Drag Forces and Terminal Velocity

[rosedog09]

Homework Statement

3. Describe how the mass of an object changes the terminal velocity of that object when falling.

5. A 79 kg Skydiver opens up her parachute and instantly decelerates at 8 m/s^2. Determine the Force of Air Resistance for this situation!

Relevant Equations

F = ma

Teacher says Im wrong on both these questions. I have consulted with other teachers and they say im correct. What do you guys think?


3. As mass increases, so does terminal velocity.

5. F_net = F_Drag - F_g
ma = F_Drag - mg
F_Drag = 79(8) + 79(10)
F_Drag = 632 + 790 = 1422 N

Teacher Comments

5 and 3 are incorrect

Teacher Clarification (Email)

My Response :

Teacher Further Response

 

[kuruman]

You are correct. Your teacher seems to be confused about how Newton's second law works. From the diagram in the email and using the convention that "up" is positive, the net force is
$F_{net}=F_D-mg=F_D-79~(\text{kg})\times 9.8~(\text{m/s})^2.$
Mass times acceleration is positive (up)
$ma=79~(\text{kg})\times 8~(\text{m/s})^2.$
Newton's second law is
$F_{net}=ma$
Substitute
$F_D-79~(\text{kg})\times 9.8~(\text{m/s})^2=79~(\text{kg})\times 8~(\text{m/s})^2\implies F_D=79~(\text{kg})\times (8+9.8)~(\text{m/s})^2.$

 

[erobz]

On 3 you are incorrect correct. The terminal velocity ( asymptotically approached velocity for which $\dot v =0$ from Newtons Second) is inversely proportional to the mass or square root of it $( F_D \propto v^2)$

 

[rosedog09]

On 3 you are incorrect. The terminal velocity ( asymptotically approached velocity for which $\dot v =0$ from Newtons Second) is inversely proportional to the mass or square root of it $( F_D \propto v^2)$

 

[erobz]

View attachment 344059

My bad, you’re right. (Lesson for me) Don’t do mental manipulations on low sleep! Sorry.

 

[rosedog09]

My bad, you’re right. (Lesson for me) Don’t do mental manipulations on low sleep! Sorry.
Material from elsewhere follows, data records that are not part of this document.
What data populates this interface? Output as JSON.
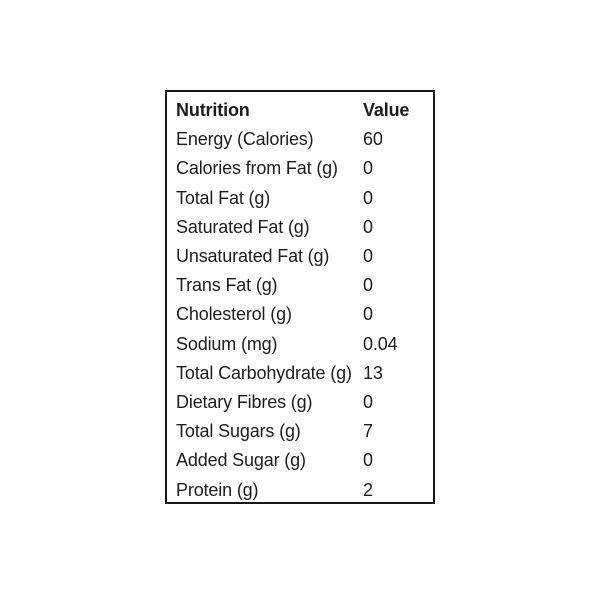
{
  "colors": {
    "page_background": "#ffffff",
    "table_background": "#ffffff",
    "table_border": "#161616",
    "text": "#1d1d1d"
  },
  "chart_data": {
    "type": "table",
    "columns": [
      "Nutrition",
      "Value"
    ],
    "rows": [
      {
        "label": "Energy (Calories)",
        "value": "60"
      },
      {
        "label": "Calories from Fat (g)",
        "value": "0"
      },
      {
        "label": "Total Fat (g)",
        "value": "0"
      },
      {
        "label": "Saturated Fat (g)",
        "value": "0"
      },
      {
        "label": "Unsaturated Fat (g)",
        "value": "0"
      },
      {
        "label": "Trans Fat (g)",
        "value": "0"
      },
      {
        "label": "Cholesterol (g)",
        "value": "0"
      },
      {
        "label": "Sodium (mg)",
        "value": "0.04"
      },
      {
        "label": "Total Carbohydrate (g)",
        "value": "13"
      },
      {
        "label": "Dietary Fibres (g)",
        "value": "0"
      },
      {
        "label": "Total Sugars (g)",
        "value": "7"
      },
      {
        "label": "Added Sugar (g)",
        "value": "0"
      },
      {
        "label": "Protein (g)",
        "value": "2"
      }
    ],
    "layout": {
      "header_bold": true,
      "internal_gridlines": false,
      "outer_border": true
    }
  }
}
All good. I can relate atm. All my AP exams are coming up and that doesn't stop my teachers from assigning lots of homework, so lots of late nights.

 

[erobz]

All good. I can relate atm. All my AP exams are coming up and that doesn't stop my teachers from assigning lots of homework, so lots of late nights.

I wish my sleepless nights were by choice. Good luck on the exams.

 

[haruspex]

To put @kuruman's explanation in a form that might be closer to the teacher's thinking…

$ma=F_{net}=F_D+F_g$
is correct provided all forces and accelerations will be filled in using the same sign convention .
$F_g=mg$ implies the sign convention is positive down (since g is always taken as a magnitude, so positive).
With that convention, $a=-8ms^{-2}$.
$F_D=-mg+ma=m(-10-8)ms^{-2}$.
But again, that is positive down, so the upward drag force is
$m(10+8)ms^{-2}$.

Moral: always state your sign conventions and check you have adhered to them.

 

[kuruman]

Moral: always state your sign conventions and check you have adhered to them.

I think that adherence to the sign convention is not the teacher's problem here but unrecognized self-contradiction is.
Teacher says
"There is an upward Force and a downward Force."
Furthermore, the diagram in the teacher's email shows the drag and weight forces in opposite directions. This is all true and correct.

Then in the next sentence the teacher says
"Drag Force and Force Weight act opposite the Force caused by the upward acceleration."
Whatever the direction of this so called force caused by the upward acceleration, the second statement implicitly contradicts the first by asserting that drag and weight act opposite to this force, i.e. drag and weight act in the same direction.

The sign convention whether "up" is positive or negative never enters the picture.